Brokers and advisors would be well-advised to learn how to leverage evolving technologies. Robo-advisors — and technology in general — can actually benefit traditional, flesh-and-blood advisors. Technology does not undermine the traditional advisor-client relationship, it enables it.

Robo-advisors need human advisors to grow their business, and consumers aren’t using technology to replace professionals, but as a tool to help strengthen their relationship with their advisors, according to research from global analytics firm Cerulli Associates.

“Improved platforms will allow better communication between advisors and investors on an ongoing basis. Examples include replacing some office visits with other options or allowing for planning sessions with shared control of tools and calculators to explore various scenarios,” says the report.

Technology has emerged as one of the 10 key themes that planners are addressing more now with their clients, according to Financial Planning in 2015: Today’s Demands, Tomorrow’s Challenges, a report based on research from the Financial Planning Association’s Research and Practice Institute. Many research participants identified robo-advisors as one of the areas that they will address in their businesses or with clients going forward.

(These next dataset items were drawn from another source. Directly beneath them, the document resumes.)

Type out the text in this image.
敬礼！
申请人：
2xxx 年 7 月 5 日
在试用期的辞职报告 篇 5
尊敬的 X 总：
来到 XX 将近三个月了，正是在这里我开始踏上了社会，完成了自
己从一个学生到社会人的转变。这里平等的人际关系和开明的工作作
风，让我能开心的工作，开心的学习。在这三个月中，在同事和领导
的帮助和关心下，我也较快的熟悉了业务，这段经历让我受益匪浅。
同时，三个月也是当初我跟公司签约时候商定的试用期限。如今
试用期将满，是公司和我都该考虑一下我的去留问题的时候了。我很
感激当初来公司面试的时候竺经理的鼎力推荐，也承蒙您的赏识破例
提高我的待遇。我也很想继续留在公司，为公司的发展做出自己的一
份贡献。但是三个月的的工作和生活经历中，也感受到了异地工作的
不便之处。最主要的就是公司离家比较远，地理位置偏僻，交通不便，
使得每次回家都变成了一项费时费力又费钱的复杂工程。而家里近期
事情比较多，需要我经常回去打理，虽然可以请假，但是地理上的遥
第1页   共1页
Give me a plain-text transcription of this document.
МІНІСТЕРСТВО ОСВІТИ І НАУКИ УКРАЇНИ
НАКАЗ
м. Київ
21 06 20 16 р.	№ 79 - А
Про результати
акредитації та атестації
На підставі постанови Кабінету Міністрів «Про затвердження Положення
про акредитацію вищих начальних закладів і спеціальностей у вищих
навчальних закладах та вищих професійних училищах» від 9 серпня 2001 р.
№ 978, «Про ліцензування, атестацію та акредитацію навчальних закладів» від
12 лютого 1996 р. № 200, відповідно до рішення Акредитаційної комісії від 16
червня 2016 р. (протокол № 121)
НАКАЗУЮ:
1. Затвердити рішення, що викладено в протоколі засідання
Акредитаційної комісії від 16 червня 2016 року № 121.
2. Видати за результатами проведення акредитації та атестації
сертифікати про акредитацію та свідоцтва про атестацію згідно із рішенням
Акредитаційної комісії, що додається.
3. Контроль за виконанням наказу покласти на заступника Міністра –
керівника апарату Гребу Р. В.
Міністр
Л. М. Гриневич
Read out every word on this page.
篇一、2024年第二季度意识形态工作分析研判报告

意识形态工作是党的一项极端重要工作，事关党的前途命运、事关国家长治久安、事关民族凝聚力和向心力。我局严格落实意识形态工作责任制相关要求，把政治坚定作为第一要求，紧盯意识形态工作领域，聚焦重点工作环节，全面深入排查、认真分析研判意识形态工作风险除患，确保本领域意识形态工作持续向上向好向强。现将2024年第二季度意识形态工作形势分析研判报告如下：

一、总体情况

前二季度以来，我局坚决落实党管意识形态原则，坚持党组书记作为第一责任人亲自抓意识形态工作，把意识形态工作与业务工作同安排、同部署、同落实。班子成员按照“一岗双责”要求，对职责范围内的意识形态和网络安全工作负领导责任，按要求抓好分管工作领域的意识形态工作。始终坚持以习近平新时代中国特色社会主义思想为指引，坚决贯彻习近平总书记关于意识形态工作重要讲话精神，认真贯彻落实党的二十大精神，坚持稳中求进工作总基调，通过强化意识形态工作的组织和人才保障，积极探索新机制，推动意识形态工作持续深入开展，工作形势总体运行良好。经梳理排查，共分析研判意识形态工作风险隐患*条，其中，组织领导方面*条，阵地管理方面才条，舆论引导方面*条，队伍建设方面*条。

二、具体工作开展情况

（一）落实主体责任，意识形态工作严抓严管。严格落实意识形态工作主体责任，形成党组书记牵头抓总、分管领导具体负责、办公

More than half of financial planners expect to use automated solutions to enhance their service offering, but 42 percent say they don’t feel that this technology will play any role in their business. Many participants — 60 percent of whom are licensed to sell annuities — are currently leveraging tools to manage investments while they focus on the value-add service and advice they provide.

Today’s robo-advisors can provide traditional advisors with some valuable opportunities to instill client trust while boosting sales. LIMRA suggests that advisors think long term and evolve the business model to include technology-driven alternatives that will improve the customer experience and attract younger clients.

LIMRA also suggests that advisors incorporate a robo-advisor platform to help fill the pipeline with new, emerging affluent clients — potentially the children of existing clients. “Forward-thinking sales professionals who can harness the power of ‘the machines’ also may enjoy a better tomorrow,” LIMRA says.